Он отсоединился и сразу же позвонил Малансону.

— Ари? Это ты?

— Да… Я все знаю. Как ты?

— Отличный фокус с отравленным японским виски, засранец ты этакий!

У Ари камень с души свалился. Если Жером способен шутить, значит, все не так уж страшно.

— Говорил же я, что для тебя оно крепковато. В другой раз привезу тебе «Сюз».[55]

— Ах ты гаденыш!

— Когда тебя выпишут?

— Сегодня вечером. Отравление легкое. Но мне теперь придется объяснять шефу, как меня угораздило отравиться тем же нейротоксином, что Мани и Друэн.

— Главное, ты жив.

— Ты, конечно, здоровехонек?

— А то. Думаю, яд был на клавиатуре компьютера. Сам видишь, не зря я не доверяю этим железкам. Информатика убивает.

— Вроде я уже упоминал, что ты засранец?

— Я тебя тоже очень люблю, Малансон. Ладно, пока, я за рулем. Расскажешь потом, как выкрутился с начальством?

— Ага…

Перестав волноваться за здоровье друга, Ари отсоединился и свернул в проулок. Он начнет с квартиры Мари Линч. Если девушки там не окажется, он заедет в квартиру ее отца.

52

Когда солнечный луч, пробившись сквозь занавеску, разбудил Мари Линч, она не сразу сообразила, где вчера отрубилась. Ответ пришел, стоило ей повернуться в постели.

Вот черт. Как его зовут? Надо хотя бы вспомнить его имя, если он вдруг проснется.

Даже комната была ей незнакома. Они завалились сюда посреди ночи, Мари смутно припоминала, что он зажег пару свечей. В их неверном свете, плохо соображая после выпитого, она мало что разглядела. Они занимались любовью один, может быть, два раза. В памяти всплывали неясные картинки, но, кажется, он был совсем не плох. Ее все еще влекло к нему, а это вообще-то хороший знак. Их феромоны совместимы. Красивая спина, офигенные плечи… Она приподнялась на локте и рассмотрела лицо мужчины, с которым провела ночь.

Порядок. Милашка. Точно, вспомнила. Этот парень участвовал в реалити-шоу, которое я не смотрела. Самомнение размером с Эйфелеву башню. К счастью, и член у него под стать. Черт возьми, зовут-то его как? Ну я и шлюха…

Стараясь не шуметь, она встала с постели — матрас лежал прямо на полу — и принялась собирать одежду, разбросанную от самой двери.

А где сумка?

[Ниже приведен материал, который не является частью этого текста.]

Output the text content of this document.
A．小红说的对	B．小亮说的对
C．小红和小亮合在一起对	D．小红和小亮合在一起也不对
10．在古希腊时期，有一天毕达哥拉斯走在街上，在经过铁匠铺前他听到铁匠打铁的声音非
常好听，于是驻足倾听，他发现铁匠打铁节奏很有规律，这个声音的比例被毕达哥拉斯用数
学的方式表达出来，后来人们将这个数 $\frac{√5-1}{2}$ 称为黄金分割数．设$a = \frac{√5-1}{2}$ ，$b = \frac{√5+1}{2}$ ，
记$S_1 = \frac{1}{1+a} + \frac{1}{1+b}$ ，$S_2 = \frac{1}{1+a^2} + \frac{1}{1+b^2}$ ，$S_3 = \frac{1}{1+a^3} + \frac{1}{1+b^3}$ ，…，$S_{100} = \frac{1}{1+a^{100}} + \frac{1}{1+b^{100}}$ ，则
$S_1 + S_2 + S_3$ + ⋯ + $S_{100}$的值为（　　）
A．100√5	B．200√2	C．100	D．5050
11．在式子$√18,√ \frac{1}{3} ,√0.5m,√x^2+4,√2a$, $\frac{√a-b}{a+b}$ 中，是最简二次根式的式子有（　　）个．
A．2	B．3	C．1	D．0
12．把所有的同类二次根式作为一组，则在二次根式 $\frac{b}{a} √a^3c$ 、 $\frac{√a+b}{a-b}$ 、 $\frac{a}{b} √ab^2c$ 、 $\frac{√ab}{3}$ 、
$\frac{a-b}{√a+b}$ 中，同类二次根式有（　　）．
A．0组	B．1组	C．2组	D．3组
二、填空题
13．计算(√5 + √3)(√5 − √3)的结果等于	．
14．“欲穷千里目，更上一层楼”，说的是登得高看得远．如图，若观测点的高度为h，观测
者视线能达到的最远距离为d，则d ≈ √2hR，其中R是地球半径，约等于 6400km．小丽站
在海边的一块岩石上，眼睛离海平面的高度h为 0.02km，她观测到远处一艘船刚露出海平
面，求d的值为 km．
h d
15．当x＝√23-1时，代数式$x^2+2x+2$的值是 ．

Надеюсь, я не забыла ее в баре.

Пошарив взглядом, она вышла в гостиную, осторожно притворив за собой дверь. При дневном свете квартира утратила свое очарование. Места меньше, чем ей показалось вчера, всюду беспорядок и пахнет затхлостью. Пепельницы забиты окурками и остатками косяков, повсюду громоздятся грязные чашки и стаканы, валяется одежда, и похоже, очень давно… На диване среди всякого хлама ей наконец удалось откопать свою сумку.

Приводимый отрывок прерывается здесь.